Second, we calculated the following first-level single-subject contrasts: (i) R2 vs baseline, (ii) R5 vs baseline, (iii) R14 vs baseline, (iv) R15 vs baseline, (v) R17 vs baseline and (vi) R18 vs baseline.

Third, we calculated second-level group contrasts using a one-sample _t_-test of the first level contrast statistics.
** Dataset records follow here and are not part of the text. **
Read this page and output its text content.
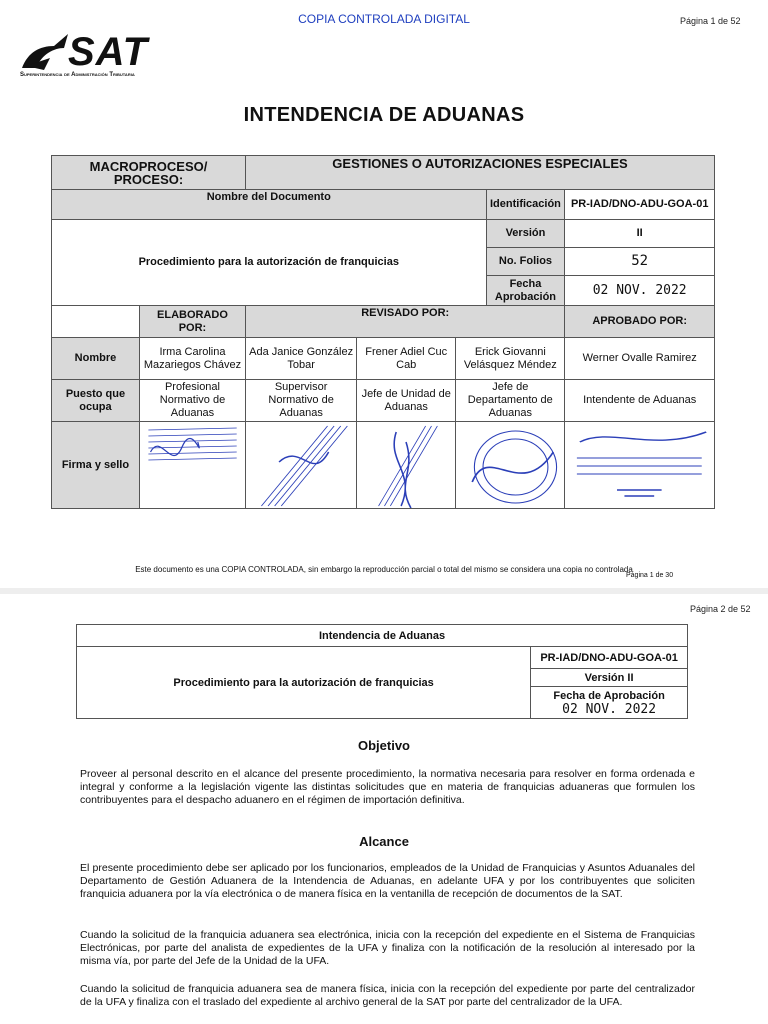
COPIA CONTROLADA DIGITAL	Página 1 de 52
SAT
Superintendencia de Administración Tributaria
INTENDENCIA DE ADUANAS
MACROPROCESO/ PROCESO:		GESTIONES O AUTORIZACIONES ESPECIALES				
Nombre del Documento					Identificación	PR-IAD/DNO-ADU-GOA-01
Procedimiento para la autorización de franquicias					Versión	II
					No. Folios	52
					Fecha Aprobación	02 NOV. 2022
	ELABORADO POR:	REVISADO POR:				APROBADO POR:
Nombre	Irma Carolina Mazariegos Chávez	Ada Janice González Tobar	Frener Adiel Cuc Cab	Erick Giovanni Velásquez Méndez		Werner Ovalle Ramirez
Puesto que ocupa	Profesional Normativo de Aduanas	Supervisor Normativo de Aduanas	Jefe de Unidad de Aduanas	Jefe de Departamento de Aduanas		Intendente de Aduanas
Firma y sello	

Este documento es una COPIA CONTROLADA, sin embargo la reproducción parcial o total del mismo se considera una copia no controlada
Página 1 de 30
Página 2 de 52
Intendencia de Aduanas
Procedimiento para la autorización de franquicias	PR-IAD/DNO-ADU-GOA-01
Versión II

Fecha de Aprobación
02 NOV. 2022
Objetivo
Proveer al personal descrito en el alcance del presente procedimiento, la normativa necesaria para resolver en forma ordenada e integral y conforme a la legislación vigente las distintas solicitudes que en materia de franquicias aduaneras que formulen los contribuyentes para el despacho aduanero en el régimen de importación definitiva.
Alcance
El presente procedimiento debe ser aplicado por los funcionarios, empleados de la Unidad de Franquicias y Asuntos Aduanales del Departamento de Gestión Aduanera de la Intendencia de Aduanas, en adelante UFA y por los contribuyentes que soliciten franquicia aduanera por la vía electrónica o de manera física en la ventanilla de recepción de documentos de la SAT.
Cuando la solicitud de la franquicia aduanera sea electrónica, inicia con la recepción del expediente en el Sistema de Franquicias Electrónicas, por parte del analista de expedientes de la UFA y finaliza con la notificación de la resolución al interesado por la misma vía, por parte del Jefe de la Unidad de la UFA.
Cuando la solicitud de franquicia aduanera sea de manera física, inicia con la recepción del expediente por parte del centralizador de la UFA y finaliza con el traslado del expediente al archivo general de la SAT por parte del centralizador de la UFA.
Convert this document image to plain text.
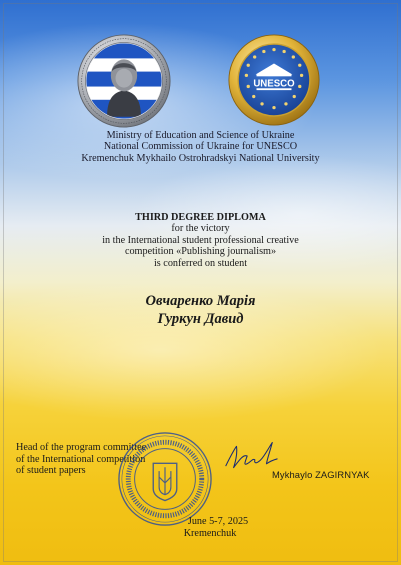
UNESCO
Ministry of Education and Science of Ukraine
National Commission of Ukraine for UNESCO
Kremenchuk Mykhailo Ostrohradskyi National University
THIRD DEGREE DIPLOMA
for the victory
in the International student professional creative
competition «Publishing journalism»
is conferred on student
Овчаренко Марія
Гуркун Давид
Head of the program committee
of the International competition
of student papers	Mykhaylo ZAGIRNYAK
June 5-7, 2025
Kremenchuk
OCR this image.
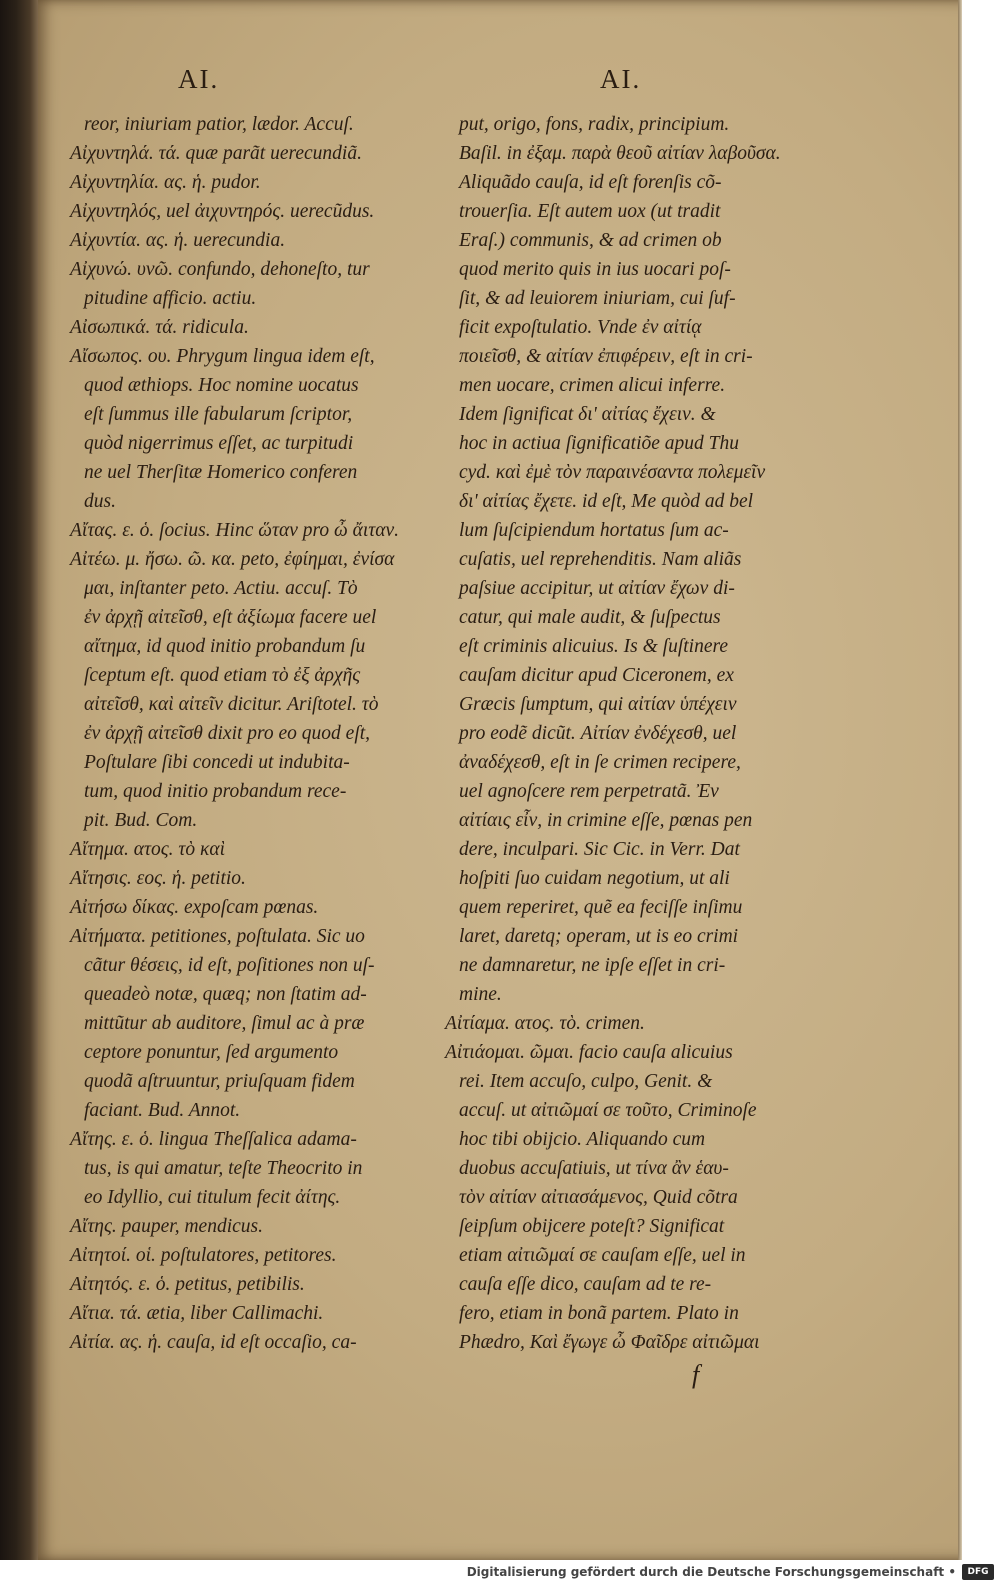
AI.	AI.
reor, iniuriam patior, lædor. Accuſ.
Αἰχυντηλά. τά. quæ parãt uerecundiã.
Αἰχυντηλία. ας. ἡ. pudor.
Αἰχυντηλός, uel ἀιχυντηρός. uerecũdus.
Αἰχυντία. ας. ἡ. uerecundia.
Αἰχυνώ. υνῶ. confundo, dehoneſto, tur
pitudine afficio. actiu.
Αἰσωπικά. τά. ridicula.
Αἴσωπος. ου. Phrygum lingua idem eſt,
quod æthiops. Hoc nomine uocatus
eſt ſummus ille fabularum ſcriptor,
quòd nigerrimus eſſet, ac turpitudi
ne uel Therſitæ Homerico conferen
dus.
Αἴτας. ε. ὁ. ſocius. Hinc ὥταν pro ὦ ἄιταν.
Αἰτέω. μ. ἤσω. ῶ. κα. peto, ἐφίημαι, ἐνίσα
μαι, inſtanter peto. Actiu. accuſ. Τὸ
ἐν ἀρχῇ αἰτεῖσθ, eſt ἀξίωμα facere uel
αἴτημα, id quod initio probandum ſu
ſceptum eſt. quod etiam τὸ ἐξ ἀρχῆς
αἰτεῖσθ, καὶ αἰτεῖν dicitur. Ariſtotel. τὸ
ἐν ἀρχῇ αἰτεῖσθ dixit pro eo quod eſt,
Poſtulare ſibi concedi ut indubita-
tum, quod initio probandum rece-
pit. Bud. Com.
Αἴτημα. ατος. τὸ καὶ
Αἴτησις. εος. ἡ. petitio.
Αἰτήσω δίκας. expoſcam pœnas.
Αἰτήματα. petitiones, poſtulata. Sic uo
cãtur θέσεις, id eſt, poſitiones non uſ-
queadeò notæ, quæq; non ſtatim ad-
mittũtur ab auditore, ſimul ac à præ
ceptore ponuntur, ſed argumento
quodã aſtruuntur, priuſquam fidem
faciant. Bud. Annot.
Αἴτης. ε. ὁ. lingua Theſſalica adama-
tus, is qui amatur, teſte Theocrito in
eo Idyllio, cui titulum fecit ἀίτης.
Αἴτης. pauper, mendicus.
Αἰτητοί. οἱ. poſtulatores, petitores.
Αἰτητός. ε. ὁ. petitus, petibilis.
Αἴτια. τά. ætia, liber Callimachi.
Αἰτία. ας. ἡ. cauſa, id eſt occaſio, ca-
put, origo, fons, radix, principium.
Baſil. in ἐξαμ. παρὰ θεοῦ αἰτίαν λαβοῦσα.
Aliquãdo cauſa, id eſt forenſis cõ-
trouerſia. Eſt autem uox (ut tradit
Eraſ.) communis, & ad crimen ob
quod merito quis in ius uocari poſ-
ſit, & ad leuiorem iniuriam, cui ſuf-
ficit expoſtulatio. Vnde ἐν αἰτίᾳ
ποιεῖσθ, & αἰτίαν ἐπιφέρειν, eſt in cri-
men uocare, crimen alicui inferre.
Idem ſignificat δι' αἰτίας ἔχειν. &
hoc in actiua ſignificatiõe apud Thu
cyd. καὶ ἐμὲ τὸν παραινέσαντα πολεμεῖν
δι' αἰτίας ἔχετε. id eſt, Me quòd ad bel
lum ſuſcipiendum hortatus ſum ac-
cuſatis, uel reprehenditis. Nam aliãs
paſsiue accipitur, ut αἰτίαν ἔχων di-
catur, qui male audit, & ſuſpectus
eſt criminis alicuius. Is & ſuſtinere
cauſam dicitur apud Ciceronem, ex
Græcis ſumptum, qui αἰτίαν ὑπέχειν
pro eodẽ dicũt. Αἰτίαν ἐνδέχεσθ, uel
ἀναδέχεσθ, eſt in ſe crimen recipere,
uel agnoſcere rem perpetratã. Ἐν
αἰτίαις εἶν, in crimine eſſe, pœnas pen
dere, inculpari. Sic Cic. in Verr. Dat
hoſpiti ſuo cuidam negotium, ut ali
quem reperiret, quẽ ea feciſſe inſimu
laret, daretq; operam, ut is eo crimi
ne damnaretur, ne ipſe eſſet in cri-
mine.
Αἰτίαμα. ατος. τὸ. crimen.
Αἰτιάομαι. ῶμαι. facio cauſa alicuius
rei. Item accuſo, culpo, Genit. &
accuſ. ut αἰτιῶμαί σε τοῦτο, Criminoſe
hoc tibi obijcio. Aliquando cum
duobus accuſatiuis, ut τίνα ἂν ἑαυ-
τὸν αἰτίαν αἰτιασάμενος, Quid cõtra
ſeipſum obijcere poteſt? Significat
etiam αἰτιῶμαί σε cauſam eſſe, uel in
cauſa eſſe dico, cauſam ad te re-
fero, etiam in bonã partem. Plato in
Phædro, Καὶ ἔγωγε ὦ Φαῖδρε αἰτιῶμαι
f
Digitalisierung gefördert durch die Deutsche Forschungsgemeinschaft •	DFG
Finally, we also performed a conjunction analysis between the equivalent contrasts for the monetary and social conditions to identify areas involved in similar computations in both cases. The results are shown in Figure 2 and reported in Tables 1–3. For inference purposes we used an omnibus threshold of P < 0.001 uncorrected with an extent threshold of 15 voxels_._ However, given the strong priors from the previous literature about the role of the vmPFC in encoding stimulus value and reward outcome signals, as well as the role of the ventral striatum in encoding prediction errors, we also report activity in these two areas if they survive small volume corrections (SVC) at P < 0.05. The mask for the SVC in vmPFC at choice was taken using a sphere of 10-mm radius defined around the peak activation coordinates that correlated with stimulus values in Rolls et al. (Rolls et al., 2008). The mask for the vmPFC SVC at reward outcome was given by a sphere of 10-mm radius defined around the peak coordinates that correlated with the magnitude of reward outcome in O’Doherty et al. (O’Doherty et al., 2002). The mask for the SVC in ventral striatum was taken using a sphere of 10-mm radius defined around the peak activation coordinates that correlated with prediction errors in Pessiglione et al. (Pessiglione et al., 2006). For display purposes only activity in selected SPMs is reported at P < 0.005 uncorrected with an extent threshold of five voxels. Anatomical localizations were performed by overlaying the _t-_maps on a normalized structural image averaged across subjects, and with reference to an anatomical atlas (Duvernoy, 1999).

Fig. 2

Basic Neuroimaging results. (Top) Activation in the vmPFC correlated with SV at the time of free choice in both monetary and social conditions. (Middle) Activation in the vStr correlated with PE at the time of outcome in both monetary and social free choice conditions (albeit the conjunction did not survive our omnibus threshold). (Bottom) Activation in the vmPFC correlated with R in both monetary and social free choice conditions. For illustration purposes only, all images are thresholded at P < 0.005 uncorrected with an extent threshold of 15 voxels, except for the conjunction of PE which is P < 0.005 with an extent threshold of five voxels (see Tables 1–3 for details).

Table 1

Regions correlating with stimulus value at cue

Region	No. of voxels	_Z_-score	x	y	z
Areas correlating with SV in monetary choice trials (R2 vs baseline)
Medial orbitofrontal cortex	214	4.53†	0	27	−21
Frontal superior	52	4.19	−18	42	51
Mid cingulum	46	4.01	0	−30	45
Angular gyrus	61	3.91	−57	−66	30
Middle temporal gyrus	24	3.85	60	−15	−6
Areas correlating with SVs in social choice trials (R5 vs baseline)
Medial orbitofrontal cortex	40	3.16†	6	27	−15
Areas correlating with SVs in both monetary and social choice trials
Medial orbitofrontal cortex	37	3.16†	6	27	−15

Region	No. of voxels	_Z_-score	x	y	z
Areas correlating with SV in monetary choice trials (R2 vs baseline)
Medial orbitofrontal cortex	214	4.53†	0	27	−21
Frontal superior	52	4.19	−18	42	51
Mid cingulum	46	4.01	0	−30	45
Angular gyrus	61	3.91	−57	−66	30
Middle temporal gyrus	24	3.85	60	−15	−6
Areas correlating with SVs in social choice trials (R5 vs baseline)
Medial orbitofrontal cortex	40	3.16†	6	27	−15
Areas correlating with SVs in both monetary and social choice trials
Medial orbitofrontal cortex	37	3.16†	6	27	−15

Regions are significant at P < 0.001 uncorrected and 15 voxels extent threshold.